From a user perspective, it only remains the same as before if the webmaster adopts the polyfill. From the web developer perspective, this is a breaking change that requires action. "shipping the polyfill" requires changes on many many sites - some of which have not needed to change in many years.
It may also be difficult to do. I'm not sure what their proposed solution is, but often these are static XML files that include an XSLT stylesheet - difficult to put JS in there.
1 reply →
At the moment, XSLT in a browser doesn't depend on Javascript, so works even if JS is turned off. Using a polyfill instead will mean that XSLT will only work if JS is turned on.
1 reply →
Last I checked, it’s a polyfill that Chrome won’t default include - they’re just saying that they’d have a polyfill in JS and it’s on site authors to use.

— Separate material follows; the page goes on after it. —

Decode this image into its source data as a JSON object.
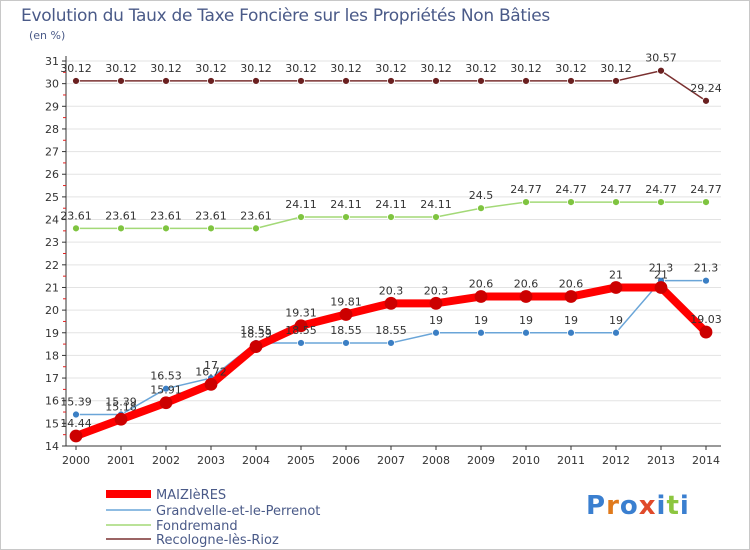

That breaks old unmaintained but still valuable sites.
As a user you can only use the polyfill to replace the XSLTProcessor() JavaScript API. You can't use the polyfill if you're using XSLT for XML Stylesheets (<?xml-stylesheet … ?> tags).
(But of course, XML Stylesheets are most widely used with RSS feeds, and Google probably considers further harm to the RSS ecosystem as a bonus. sigh)
Moz also has no love for RSS, having removed support for live bookmarks in Firefox 64 (2018) and no longer displaying the RSS icon anywhere in the UI when a website has any <link rel="alternate" type="application/rss+xml"> tags. If you want to subscribe to feeds you have to jump through a bunch of hoops instead of it being a single click.
Fortunately, Thunderbird still has support for feeds and doesn't seem to have been afflicted by the same malaise as the rest of the org chart. Who knows how long that will last.
Ah, okay. I guess that's another one I'll add to the list of hostile actions towards the web then.
I completely understand the security and maintenance burdens that they're bringing up but breaking sites would be unacceptable.
The polyfills are something devs have to include and use. It means all the pages that cannot be updated will be broken.
The polyfills suggested are for the servers to do the transforms, not the browser.